Mandated for employees, not named owners

Brokers often ignore or are unfamiliar with workers’ compensation requirements for their agents. Erroneously, employing brokers — there are about 23,600 with one or more agents — often believe real estate agents and broker associates working for them under independent contractor (IC) agreements are not employees.

However, IC agreements entered into between agents or broker associates and their employing brokers are solely for income tax reporting and unemployment insurance purposes. Under labor laws, licensees entering into IC agreements are employees. Thus, all employing brokers are required to provide workers’ compensation insurance for their agents and broker associates, whether an IC or W-2 employee. [Calif. Labor Code §2750.5]

In the administration of real estate law, the California Bureau of Real Estate (CalBRE) considers a sales agent as both an agent and an employee of their broker when acting within the course and scope of the employment. Likewise, an agent is an employee under workers’ compensation insurance law. [Lab C §§3200 et seq]

A broker’s employees include:

  • their licensed sales agents;
  • other brokers working under their license as broker associates; and
  • their licensed and unlicensed administrative staff.

A broker who is unlawfully uninsured or forces their employees to carry their own workers’ compensation insurance faces:

  • a stop order from the Division of Labor Standards Enforcement (DLSE) under the California Department of Industrial Relations (DIR), preventing the broker from conducting business until proof of insurance is provided;
  • civil penalties and fines up to $100,000; and
  • reimbursement claims from current and former agents for premiums they paid for workers’ compensation coverage. [California Bureau of Real Estate Bulletin, Fall 2004, Page 10]

For a broker who employs one or more agents, the broker’s workers’ compensation insurance policy is in addition to policies for any business, vehicle and errors and omissions (E&O) insurance coverage.

Exclusions under workers’ compensation law

Arrangements exist which exclude workers’ compensation insurance requirements for:

  • broker-owners; and
  • corporate officers and directors.

The broker-owner of a sole proprietorship is not required to obtain workers’ compensation coverage for themselves.
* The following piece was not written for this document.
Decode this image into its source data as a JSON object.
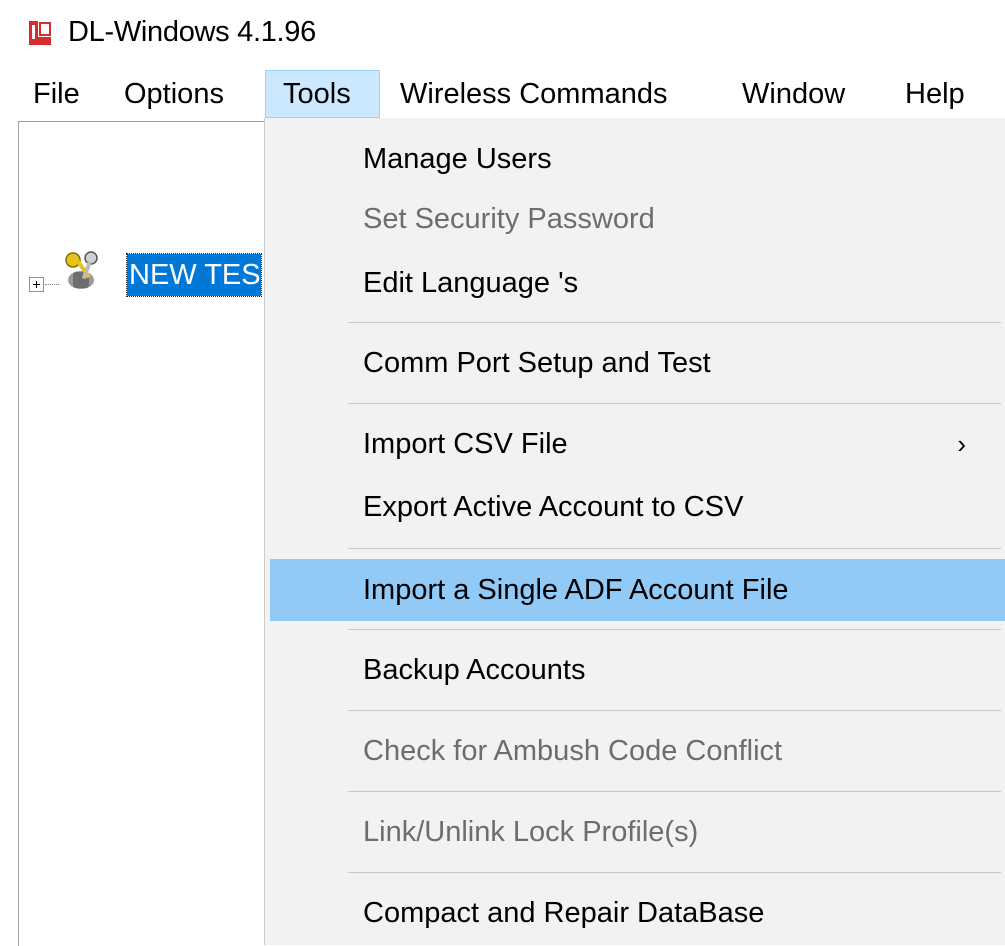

They are not an employee, they are the self-employed owner.

When a broker and their spouse (or child or parent) are the sole owners of the individually owned or corporate brokerage company, workers’ compensation insurance coverage for the owners is not compulsory. Thus, only immediate family members who are the sole owners of the company are excluded from workers’ compensation coverage for themselves. However, the broker’s spouse or relative needs to be clearly defined as part owner, either as a general partner or as an officer of the corporation. [Lab C §4150]

Immediate family members (a spouse, child or parent), licensed or unlicensed, who are not co-owners and are employed by the broker are required to be covered by workers’ compensation — as are all other employees of the broker. This includes the spouse of the broker who is a licensee under their supervision, whether or not the broker employs any other person. [Lab C §3700]

Editor’s note – When researching workers’ compensation laws, we found that several sources (including the California Association of Realtors (CAR)) misstate the laws requiring coverage for employed family members. CAR states “a spouse, child, or parent is treated just like any other real estate salesperson working for the broker IF there are other salespersons working for the broker.”

The sole owner exclusion has nothing to do with how many employees or salespersons work under the broker. A DIR legal representative confirmed the exclusion for family members is only available if the broker shares sole ownership with the relative. Otherwise, workers’ compensation insurance coverage is mandated.

Officers and directors of a corporation are not required to have workers’ compensation coverage for themselves if they are paid only as owners of the corporation.

However, an officer or director is to be covered by workers’ compensation insurance if:

  • they render services as an agent of the corporation for a fee (e.g. taking a listing, negotiating for clients); and
  • the corporation is also owned by non-officer owners. [Lab C §3351(c)]

Here, when officers or directors are the sole owners of the corporation, an officer rendering real estate-related services for a fee need not be covered by workers’ compensation insurance.